Introduction: Hemophilia A and B are lifelong bleeding disorders traditionally managed with factor replacement therapy. While effective, this approach is limited by frequent infusions, inhibitor development, and high treatment costs, underscoring the need for innovative therapies that improve patient outcomes and quality of life.

Areas covered: This review explores recent advances in hemophilia management, focusing on extended half-life factor concentrates, non-factor therapies such as bispecific antibodies and rebalancing agents, and the emergence of gene therapy as a potential functional cure. English-language studies on hemophilia therapies were searched in PubMed, Embase, Web of Science, and ClinicalTrials.gov (Jan 2014 to Apr 2025). A comprehensive literature review was conducted, covering pivotal clinical trials, real-world data, and translational research addressing both efficacy and safety considerations.
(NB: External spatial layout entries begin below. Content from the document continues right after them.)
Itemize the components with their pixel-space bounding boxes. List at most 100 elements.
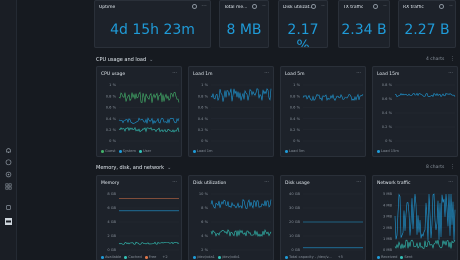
total-memory-card: Total me... ·· 8 MB [219,0,269,48]
disk-utilization-card: Disk utilizat... ·· 2.17 % [278,0,328,48]
y-tick-label: 3 MB [383,215,393,219]
stat-value: 2.27 B [404,22,450,38]
y-tick-label: 0 % [293,139,300,143]
y-tick-label: 0 % [109,139,116,143]
y-tick-label: 4 MB [383,203,393,207]
stat-info-icon[interactable] [439,4,444,9]
y-tick-label: 0.6 % [290,106,301,110]
y-tick-label: 0.4 % [382,111,393,115]
more-menu-icon[interactable]: ·· [383,3,387,9]
dashboard-main: Uptime ··· 4d 15h 23m Total me... ·· 8 M… [92,0,460,260]
stat-title: Disk utilizat... [283,5,312,10]
legend-more[interactable]: +5 [338,255,343,259]
legend-item[interactable]: Load 15m [377,149,399,153]
memory-chart: Memory ··· 8 GB 6 GB 4 GB 2 GB 0 GB Available Ca… [96,175,182,260]
y-tick-label: 20 GB [289,220,301,224]
legend-item[interactable]: Total capacity - /dev/v... [285,255,332,259]
series-line [302,93,364,102]
y-tick-label: 1 % [109,83,116,87]
legend-label: /dev/vda1 [197,255,215,259]
gear-icon[interactable] [5,171,12,178]
section-header-cpu[interactable]: CPU usage and load ⌄ [96,57,153,63]
y-tick-label: 1 % [201,83,208,87]
cpu-usage-chart: CPU usage ··· 1 % 0.8 % 0.6 % 0.4 % 0.2 % 0 % Gu… [96,66,182,157]
legend-swatch [285,255,288,259]
stat-value: 2.34 B [341,22,387,38]
load-15m-chart: Load 15m ··· 0.8 % 0.6 % 0.4 % 0.2 % 0 % Load 1… [372,66,458,157]
chart-plot[interactable]: 1 % 0.8 % 0.6 % 0.4 % 0.2 % 0 % [189,67,274,157]
y-tick-label: 5 MB [383,192,393,196]
stat-title: TX traffic [343,5,364,10]
chart-plot[interactable]: 10 % 8 % 6 % 4 % 2 % [189,176,274,260]
section-chart-count: 8 charts [426,165,445,170]
legend-label: Total capacity - /dev/v... [289,255,332,259]
more-menu-icon[interactable]: ·· [262,3,266,9]
series-line [118,91,180,104]
legend-item[interactable]: Received [377,255,397,259]
legend-label: User [142,149,152,153]
legend-swatch [138,149,142,153]
stat-info-icon[interactable] [373,4,378,9]
y-tick-label: 0.2 % [290,128,301,132]
y-tick-label: 0.2 % [106,128,117,132]
section-chart-count: 4 charts [426,57,445,62]
chart-legend: Guest System User [101,149,154,153]
bell-icon[interactable] [5,147,12,154]
more-menu-icon[interactable]: ⋮ [450,164,455,170]
legend-more[interactable]: +2 [162,255,167,259]
grid-icon[interactable] [5,183,12,190]
legend-swatch [217,255,221,259]
chart-plot[interactable]: 40 GB 30 GB 20 GB 10 GB 0 GB [281,176,366,260]
legend-item[interactable]: Available [101,255,121,259]
legend-item[interactable]: System [118,149,136,153]
profile-icon[interactable] [5,218,12,225]
y-tick-label: 10 % [199,192,209,196]
chat-icon[interactable] [5,159,12,166]
section-header-memory[interactable]: Memory, disk, and network ⌄ [96,165,171,171]
stat-value: 8 MB [226,22,262,38]
y-tick-label: 1 % [293,83,300,87]
uptime-card: Uptime ··· 4d 15h 23m [94,0,211,48]
y-tick-label: 10 GB [289,234,301,238]
legend-item[interactable]: Sent [400,255,413,259]
y-tick-label: 0 % [201,139,208,143]
bug-icon[interactable] [5,204,12,211]
y-tick-label: 6 % [201,220,208,224]
y-tick-label: 4 GB [107,220,116,224]
legend-item[interactable]: Cached [124,255,142,259]
chart-legend: Received Sent [377,255,416,259]
stat-info-icon[interactable] [311,4,316,9]
more-menu-icon[interactable]: ·· [321,3,325,9]
load-1m-chart: Load 1m ··· 1 % 0.8 % 0.6 % 0.4 % 0.2 % 0 % Load… [188,66,274,157]
chart-plot[interactable]: 1 % 0.8 % 0.6 % 0.4 % 0.2 % 0 % [281,67,366,157]
y-tick-label: 2 % [201,248,208,252]
chart-legend: Load 1m [193,149,216,153]
series-line [118,117,180,125]
more-menu-icon[interactable]: ··· [201,3,207,9]
chart-plot[interactable]: 1 % 0.8 % 0.6 % 0.4 % 0.2 % 0 % [97,67,182,157]
legend-label: System [122,149,136,153]
stat-info-icon[interactable] [252,4,257,9]
legend-item[interactable]: Free [144,255,156,259]
chart-plot[interactable]: 5 MB 4 MB 3 MB 2 MB 1 MB 0 MB [373,176,458,260]
legend-item[interactable]: /dev/vda1 [193,255,215,259]
legend-item[interactable]: Load 1m [193,149,213,153]
more-menu-icon[interactable]: ·· [449,3,453,9]
stat-value: 2.17 % [287,22,319,48]
legend-item[interactable]: Guest [101,149,116,153]
disk-usage-chart: Disk usage ··· 40 GB 30 GB 20 GB 10 GB 0 GB Tot… [280,175,366,260]
legend-swatch [377,255,380,259]
legend-item[interactable]: User [138,149,152,153]
y-tick-label: 0.8 % [198,94,209,98]
chart-plot[interactable]: 8 GB 6 GB 4 GB 2 GB 0 GB [97,176,182,260]
chart-plot[interactable]: 0.8 % 0.6 % 0.4 % 0.2 % 0 % [373,67,458,157]
legend-swatch [377,149,380,153]
stat-title: Total me... [224,5,248,10]
legend-item[interactable]: Load 5m [285,149,305,153]
legend-label: Cached [128,255,142,259]
legend-item[interactable]: /dev/vdb1 [217,255,240,259]
stat-info-icon[interactable] [192,4,197,9]
chart-legend: Total capacity - /dev/v... +5 [285,255,343,259]
chevron-down-icon: ⌄ [149,57,154,63]
more-menu-icon[interactable]: ⋮ [450,56,455,62]
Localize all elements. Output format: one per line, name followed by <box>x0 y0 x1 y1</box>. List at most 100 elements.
Expert opinion: Innovative therapies are transforming hemophilia care, offering simplified administration, superior bleed prevention, and new hope for patients with inhibitors. Gene therapies mark a milestone, but present challenges related to durability, immune response, and cost. Personalized treatment strategies, integrating patient-specific factors and shared decision-making, are essential to optimizing outcomes. Continued research, long-term surveillance, and efforts to improve global access will define the next era of hemophilia management, moving closer to a future where patients can lead lives free from the burden of bleeding.